In this study, among the 54 patients with TO-TVT, one patient suffered obturator artery bleeding during the operation. After re-puncture and compression, the lower extremity on the affected side was immobilization after the operation, and the bleeding stopped. Two patients developed medial thigh pain after the operation, which was improved 3–4 weeks after hot compress therapy. Two patients developed new frequent and urgent urination with or without urgent urinary incontinence, which improved after anticholinergic therapy. Among the above complications, obturator artery bleeding and postoperative groin pain is common in TO-TVT. It is speculated that the obturator vessels and nerves of the obturator canal can be easily damaged during the puncture route. Zahn et al. found in the cadaver puncture experiment that the incidence of groin pain after TOT was lower than that of TVT-O, which was related to the distance between the TOT sling and the obturator canal being farther than that of the TVT-O sling. One of the 38 patients with SolyxTM single-incision sling had postoperative urinary retention, which was a depression in the middle part of the urethra after intraurethral ultrasound examination, which was supposed to be caused by excessive sling tension. After the sling was cut off for a second operation, the symptoms of urinary retention disappeared after connecting the two broken ends with 1 − 0 absorbable suture (Figure 1). For complications of postoperative urinary retention, Mingping Wu et al. suggested adding tension release sutures at one end of the sling. For patients with postoperative urinary retention due to overly tight sling, tension release sutures can be used to reduce the tension and avoid the possibility of a second operation. One month after surgery, the anterior vaginal incision dehiscence due to premature sexual activity, resulting in mesh exposure. The exposed mesh was excised in the outpatient operating room, and the wound was sutured. The patient was treated with estrogen ointment for one month and recovered. One patient had a positive cough-induced test after surgery, which was presumed to be related to severe vaginal tearing during vaginal delivery. However, after evaluation, the symptoms of urinary incontinence were significantly improved compared with preoperative symptoms.

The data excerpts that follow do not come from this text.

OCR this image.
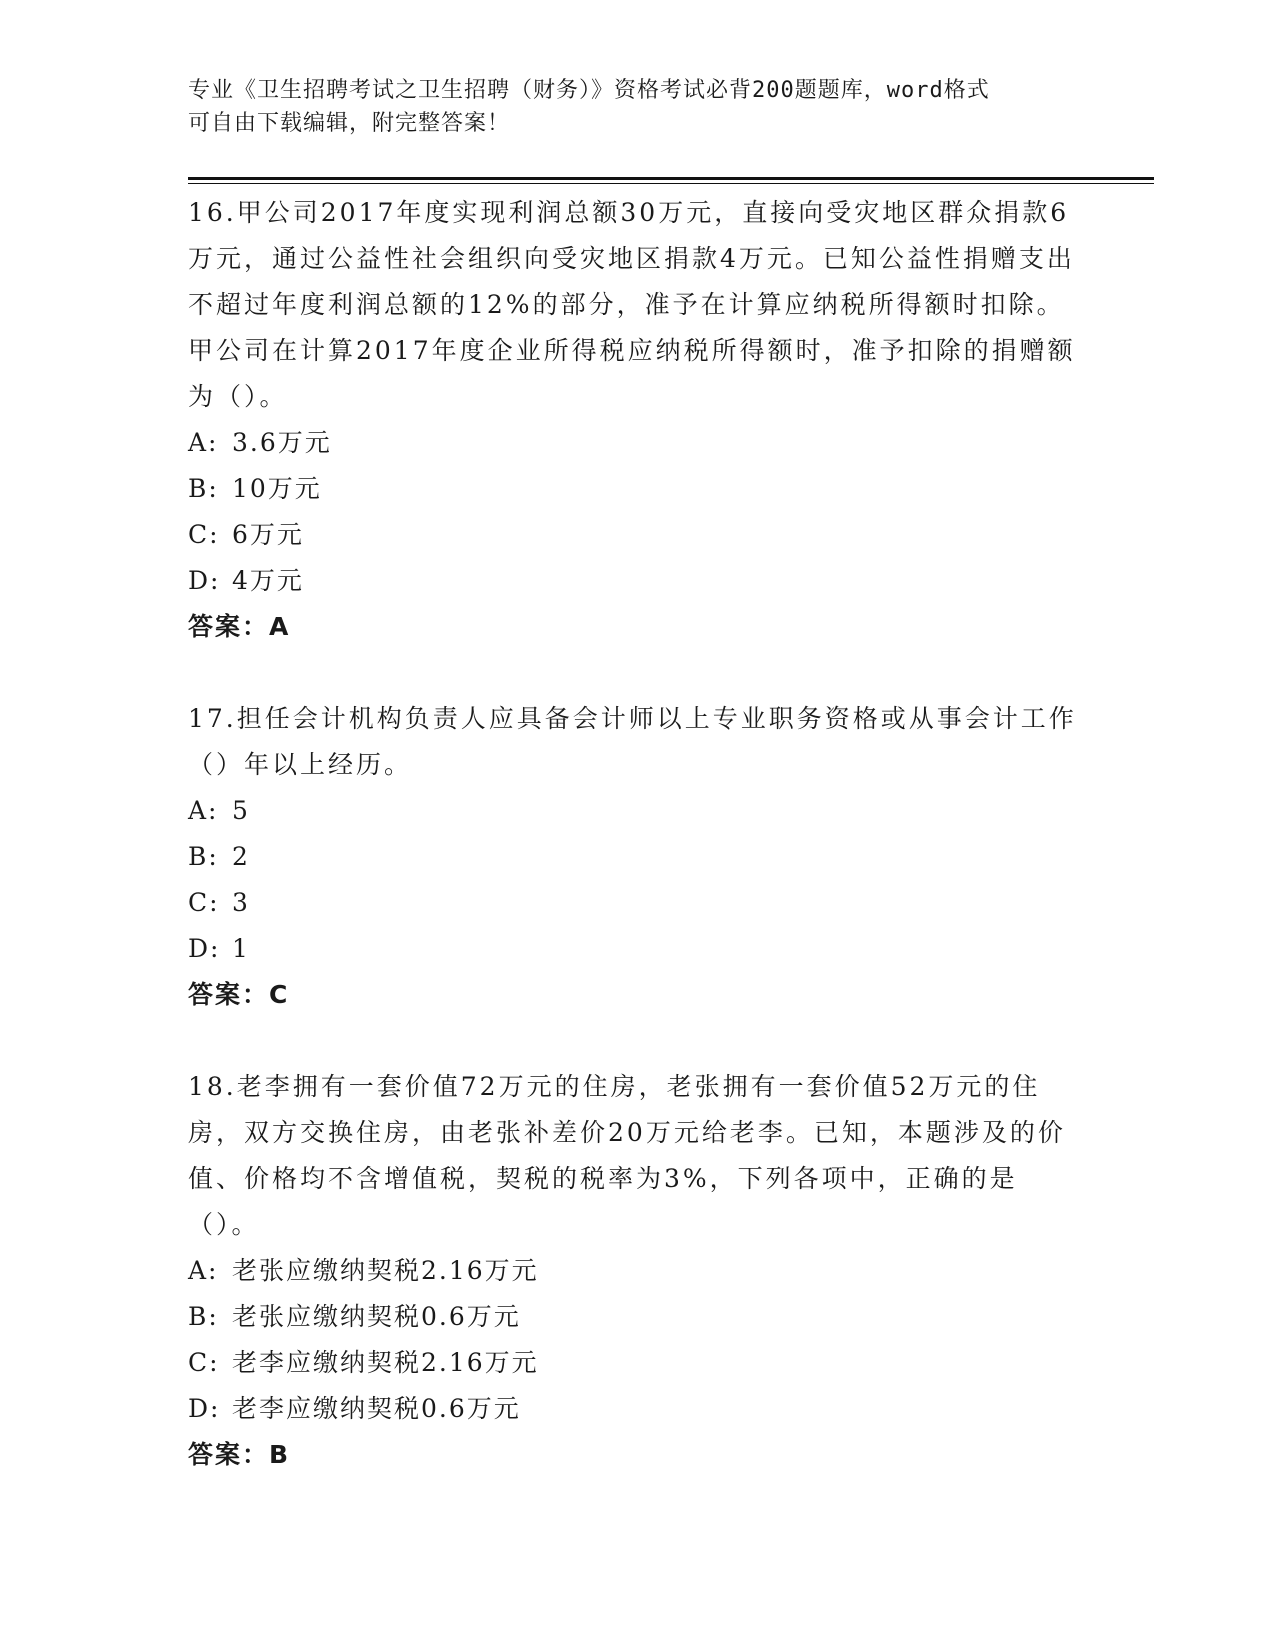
专业《卫生招聘考试之卫生招聘（财务）》资格考试必背200题题库，word格式
可自由下载编辑，附完整答案！

16.甲公司2017年度实现利润总额30万元，直接向受灾地区群众捐款6万元，通过公益性社会组织向受灾地区捐款4万元。已知公益性捐赠支出不超过年度利润总额的12%的部分，准予在计算应纳税所得额时扣除。甲公司在计算2017年度企业所得税应纳税所得额时，准予扣除的捐赠额为（）。

A: 3.6万元

B: 10万元

C: 6万元

D: 4万元

答案：A

17.担任会计机构负责人应具备会计师以上专业职务资格或从事会计工作（）年以上经历。

A: 5

B: 2

C: 3

D: 1

答案：C

18.老李拥有一套价值72万元的住房，老张拥有一套价值52万元的住房，双方交换住房，由老张补差价20万元给老李。已知，本题涉及的价值、价格均不含增值税，契税的税率为3%，下列各项中，正确的是（）。

A: 老张应缴纳契税2.16万元

B: 老张应缴纳契税0.6万元

C: 老李应缴纳契税2.16万元

D: 老李应缴纳契税0.6万元

答案：B
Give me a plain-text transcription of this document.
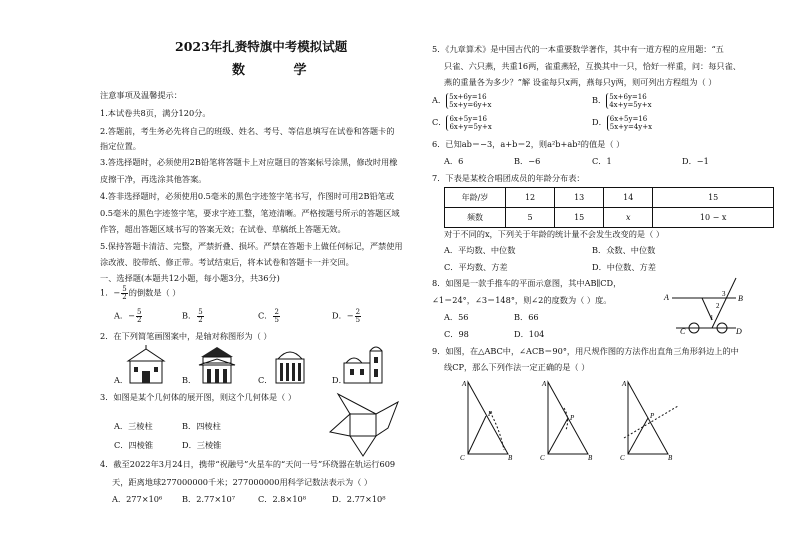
2023年扎赉特旗中考模拟试题
数 学
注意事项及温馨提示：
1.本试卷共8页，满分120分。
2.答题前，考生务必先将自己的班级、姓名、考号、等信息填写在试卷和答题卡的
指定位置。
3.答选择题时，必须使用2B铅笔将答题卡上对应题目的答案标号涂黑，修改时用橡
皮擦干净，再选涂其他答案。
4.答非选择题时，必须使用0.5毫米的黑色字迹签字笔书写，作图时可用2B铅笔或
0.5毫米的黑色字迹签字笔，要求字迹工整，笔迹清晰。严格按题号所示的答题区域
作答，超出答题区域书写的答案无效；在试卷、草稿纸上答题无效。
5.保持答题卡清洁、完整，严禁折叠、损坏。严禁在答题卡上做任何标记，严禁使用
涂改液、胶带纸、修正带。考试结束后，将本试卷和答题卡一并交回。
一、选择题(本题共12小题，每小题3分，共36分)
1．− $\frac{5}{2}$ 的倒数是（ ）
A．− $\frac{5}{2}$	B． $\frac{5}{2}$	C． $\frac{2}{5}$	D．− $\frac{2}{5}$
2．在下列简笔画图案中，是轴对称图形为（ ）
A．	B．	C．	D．
3．如图是某个几何体的展开图，则这个几何体是（ ）
A．三棱柱	B．四棱柱
C．四棱锥	D．三棱锥
4．截至2022年3月24日，携带“祝融号”火星车的“天问一号”环绕器在轨运行609
天，距离地球277000000千米；277000000用科学记数法表示为（ ）
A．277×10⁶ B．2.77×10⁷	C．2.8×10⁸	D．2.77×10⁸
5．《九章算术》是中国古代的一本重要数学著作，其中有一道方程的应用题：“五
只雀、六只燕，共重16两，雀重燕轻，互换其中一只，恰好一样重，问：每只雀、
燕的重量各为多少？”解 设雀每只x两，燕每只y两，则可列出方程组为（ ）
A． 5x+6y=16
5x+y=6y+x	B． 5x+6y=16
4x+y=5y+x
C． 6x+5y=16
6x+y=5y+x	D． 6x+5y=16
5x+y=4y+x
6．已知ab＝−3，a+b＝2，则a²b+ab²的值是（ ）
A．6	B．−6	C．1	D．−1
7．下表是某校合唱团成员的年龄分布表：
年龄/岁	12	13	14	15
频数	5	15	x	10 − x
对于不同的x，下列关于年龄的统计量不会发生改变的是（ ）
A．平均数、中位数	B．众数、中位数
C．平均数、方差	D．中位数、方差
8．如图是一款手推车的平面示意图，其中AB∥CD，
∠1＝24°，∠3＝148°，则∠2的度数为（ ）度。
A．56	B．66
C．98	D．104
A	B
C	D
1
2
3
9．如图，在△ABC中，∠ACB＝90°，用尺规作图的方法作出直角三角形斜边上的中
线CP，那么下列作法一定正确的是（ ）
A
C	B
P
A
C	B
P
A
C	B
P
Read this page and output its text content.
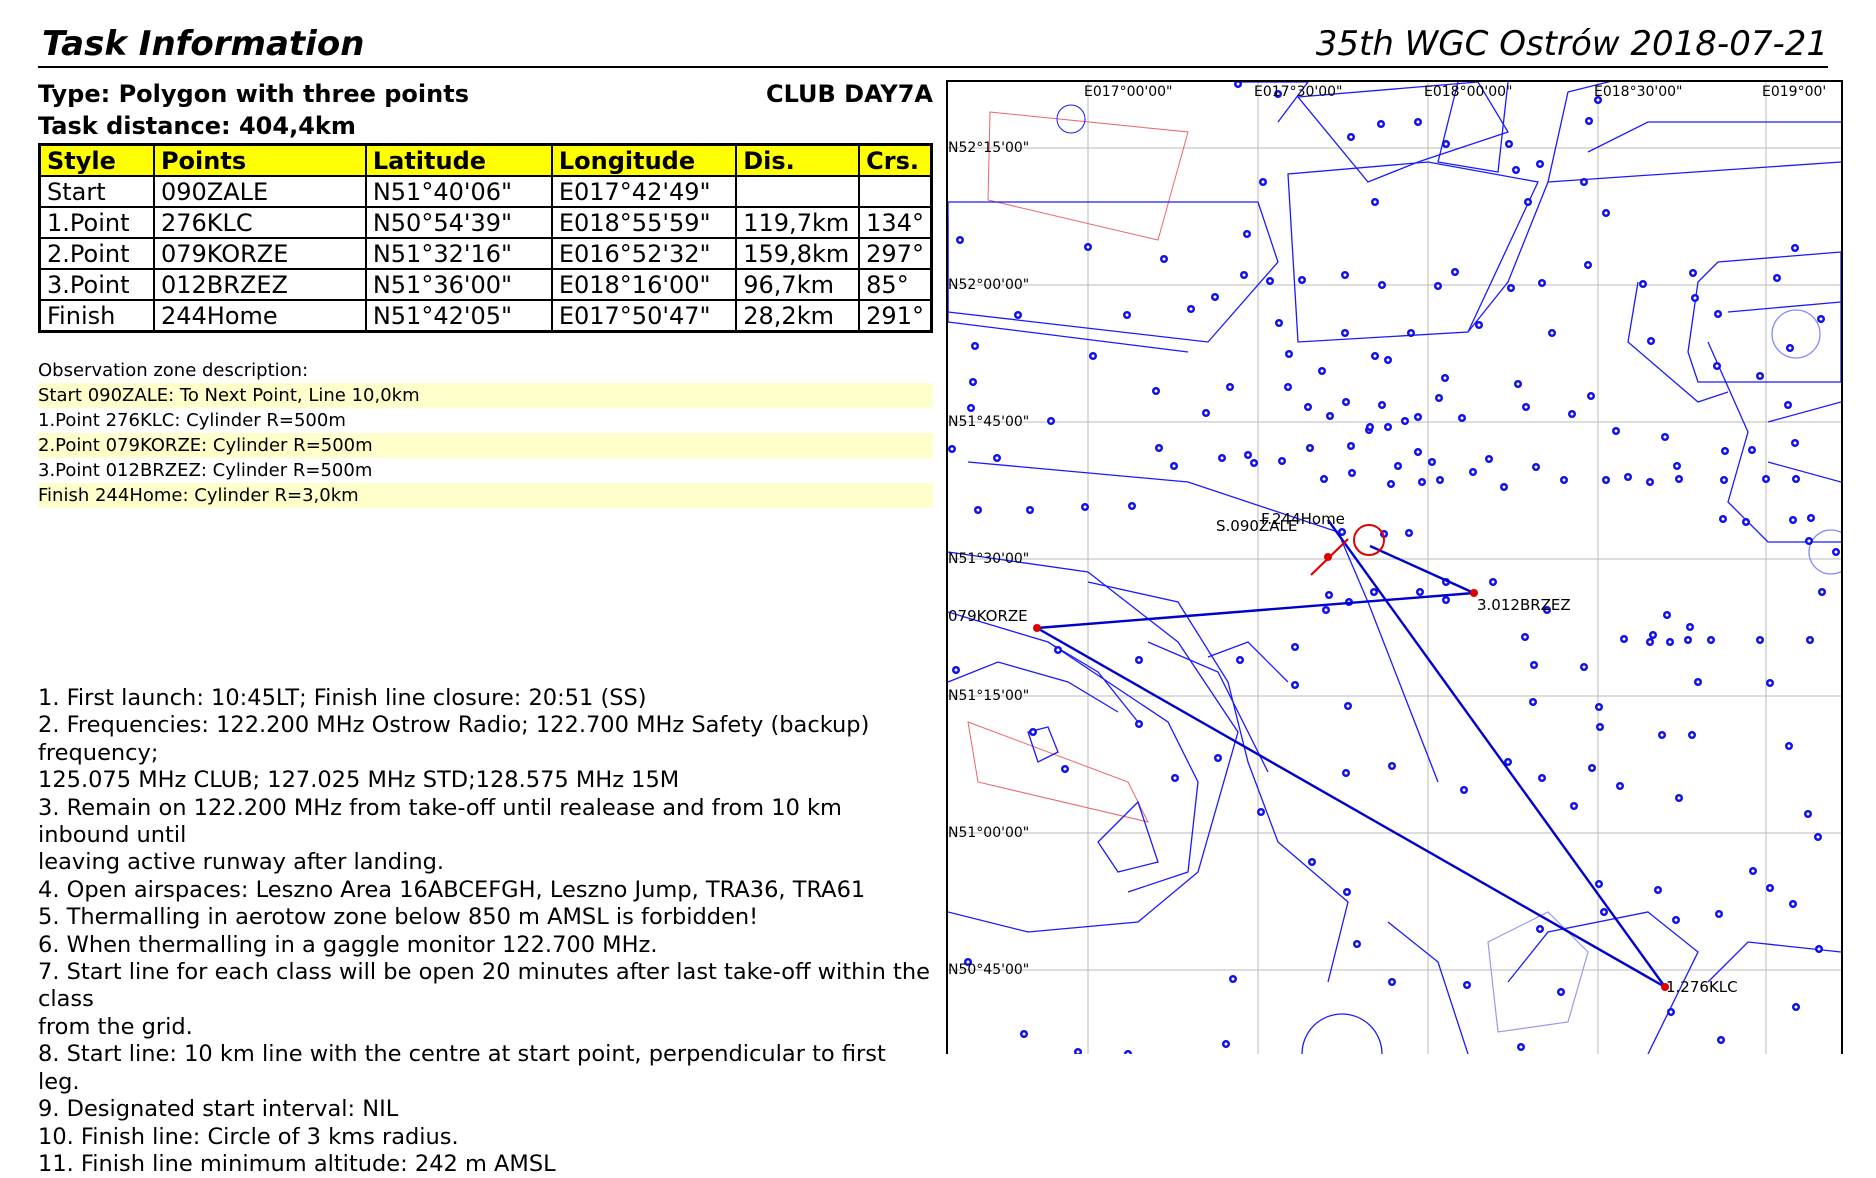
Task Information	35th WGC Ostrów 2018-07-21
Type: Polygon with three points	CLUB DAY7A
Task distance: 404,4km
Style	Points	Latitude	Longitude	Dis.	Crs.
Start	090ZALE	N51°40'06"	E017°42'49"		
1.Point	276KLC	N50°54'39"	E018°55'59"	119,7km	134°
2.Point	079KORZE	N51°32'16"	E016°52'32"	159,8km	297°
3.Point	012BRZEZ	N51°36'00"	E018°16'00"	96,7km	85°
Finish	244Home	N51°42'05"	E017°50'47"	28,2km	291°
Observation zone description:
Start 090ZALE: To Next Point, Line 10,0km
1.Point 276KLC: Cylinder R=500m
2.Point 079KORZE: Cylinder R=500m
3.Point 012BRZEZ: Cylinder R=500m
Finish 244Home: Cylinder R=3,0km
1. First launch: 10:45LT; Finish line closure: 20:51 (SS)
2. Frequencies: 122.200 MHz Ostrow Radio; 122.700 MHz Safety (backup) frequency;
125.075 MHz CLUB; 127.025 MHz STD;128.575 MHz 15M
3. Remain on 122.200 MHz from take-off until realease and from 10 km inbound until
leaving active runway after landing.
4. Open airspaces: Leszno Area 16ABCEFGH, Leszno Jump, TRA36, TRA61
5. Thermalling in aerotow zone below 850 m AMSL is forbidden!
6. When thermalling in a gaggle monitor 122.700 MHz.
7. Start line for each class will be open 20 minutes after last take-off within the class
from the grid.
8. Start line: 10 km line with the centre at start point, perpendicular to first leg.
9. Designated start interval: NIL
10. Finish line: Circle of 3 kms radius.
11. Finish line minimum altitude: 242 m AMSL
S.090ZALE
F.244Home
1.276KLC
079KORZE
3.012BRZEZ
E017°00'00"	E017°30'00"	E018°00'00"	E018°30'00"	E019°00'
N52°15'00"
N52°00'00"
N51°45'00"
N51°30'00"
N51°15'00"
N51°00'00"
N50°45'00"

This figure is our own, drawn by Li Shuaishuai and Ashok Raj.
This study showed no significant differences in efficacy, intraoperative blood loss, postoperative residual urine volume, length of hospital stay, and incidence of postoperative complications between TO-TVT and SolyxTM single-incision sling surgery (P>0.05). However, SolyxTM single-incision sling surgery is shorter in operation time and less minimally invasive.
In conclusion, SolyxTM single-incision sling and TO-TVT have similar short-term efficacy and safety, but the former has minor surgical trauma, a short learning curve, and a shorter operation time, worthy of active clinical promotion long-term follow-up is needed for other effects.